This study is designed to evaluate the efficacy and safety of eltrombopag monotherapy in Japanese adult patients with platelet transfusion-dependent lower-risk Myelodysplastic syndromes (LR-MDS).

Condition or Disease Intervention/Treatment Phase
Phase 2

Detailed Description

This is a randomized, double-blind, placebo-controlled, Japanese local phase II study to evaluate the efficacy and safety of eltrombopag monotherapy in Japanese adult patients with platelet transfusion-dependent lower-risk MDS (IPSS-R very low, low, intermediate risk with bone marrow blast count < 5% and cytogenetic very good, good or intermediate risk). Platelet transfusion dependence at baseline is defined as receiving platelet transfusion regularly with a frequency of 2 or more times within 4 weeks prior to randomization. Platelet transfusion should be performed for a patient with platelet counts < 20 X 109/L, or with hemorrhagic symptoms and platelet counts < 30 X 109/L.

The primary objective is to demonstrate superiority of eltrombopag versus placebo in terms of the proportion of participants who achieve platelet transfusion independence at Week 24.

Study Design

Study Type:
Interventional
Anticipated Enrollment :
44 participants
Allocation:
Randomized
Intervention Model:
Parallel Assignment
Masking:
Quadruple (Participant, Care Provider, Investigator, Outcomes Assessor)
Masking Description:
Participants, investigators, site staffs and site monitors will remain blinded to the identity of the treatment from the time of randomization until database lock for final analysis, and the clinical study team members and anyone involved in the Japan registration activities will be blinded until database lock for the primary analysis. Randomization data are kept strictly confidential until the time of unblinding and will not be accessible by anyone else involved in the study with the following exceptions: DMC members and who will perform data analysis for DMC.
Primary Purpose:
Treatment
Official Title:
A Randomized, Double-blind, Placebo-controlled, Japan Local Phase II Clinical Study Comparing Eltrombopag Monotherapy Versus Placebo in Adult Lower-risk Myelodysplastic Syndromes (MDS) Patients With Platelet Transfusion Dependence
Actual Study Start Date :
May 25, 2021
Anticipated Primary Completion Date :
Aug 31, 2023
Anticipated Study Completion Date :
Jan 31, 2025

Arms and Interventions

Arm Intervention/Treatment
Experimental: Eltrombopag Arm

Participants randomized to a 1: 1 ratio will take eltrombopag.

Drug: Eltrombopag
Eltrombopag comes in 12.5 mg & 25 mg tablets and is taken orally once per day (QD)
Other Names:
  • ETB115

    		•
    Placebo Comparator: Placebo Arm

    Participants randomized to a 1: 1 ratio will take Placebo.

    Drug: Placebo
    Placebo comes in 12.5 mg & 25 mg tablets and is taken orally once per day (QD)

    Outcome Measures

    Primary Outcome Measures

    1. Percentage of participants who achieve platelet transfusion independence at Week 24 [Week 24]

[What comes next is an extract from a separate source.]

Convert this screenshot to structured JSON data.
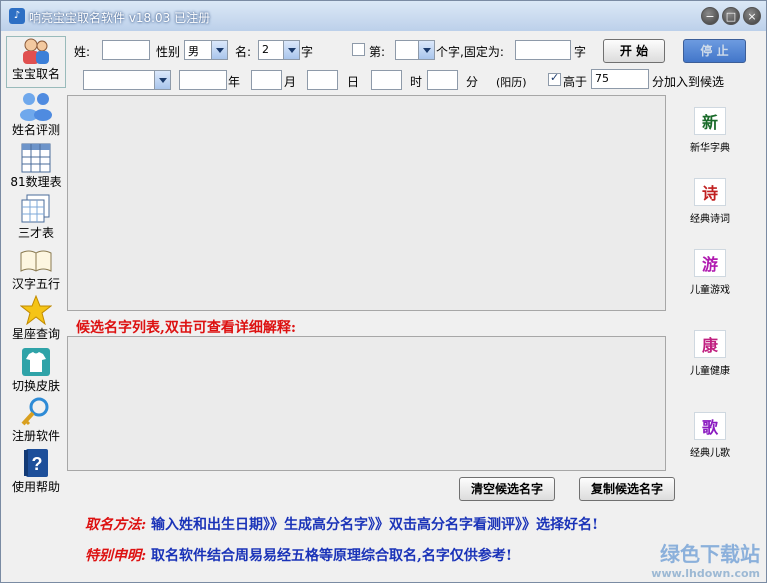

      Platelet transfusion independence is defined as the absence of platelet transfusion for at least 8 weeks. Platelet count should be higher than the baseline count.

    Secondary Outcome Measures

    1. Time to platelet transfusion independence [Year 1, Year 2]

      This is defined as time from the date of randomization to the first day of a platelet transfusion-free period lasting at least 8 weeks.

    2. Duration of platelet transfusion independence [Year 1, Year 2]

      This is defined for participants who have achieved platelet transfusion independence only and will be calculated from the first date of platelet transfusion-free resulting in achievement of transfusion independence to the date before becoming platelet transfusion dependent.

    3. Percentage of participants with platelet transfusion independence [Year 1, Year 2]

      Platelet transfusion independence is defined as the absence of platelet transfusion for at least 8 weeks. Platelet count should be higher than the baseline count.

    4. Percentage of participants with platelet transfusion frequency reduction at Week 24 [Week 24]

      This is defined as a reduction by at least 50 percent during the 4 prior weeks as compared to the 4 weeks prior to randomization.

    5. Percentage of participants with platelet response (Hematologic improvement (HI) - platelet)) [Week 24, Year 1, Year 2]

      Platelet response is defined as HI-platelet per International Working Group criteria.

    6. Time to platelet response [Week 24, Year 1, Year 2]

      This is defined as time from the date of randomization to the first date of achieving the platelet response criteria per modified IWG criteria.

    7. Duration of platelet response [Week 24, Year 1, Year 2]

      This is defined for participants who have achieved platelet response and will be calculated from the first date of achieving the platelet response criteria to the date before loss of platelet response per modified IWG criteria.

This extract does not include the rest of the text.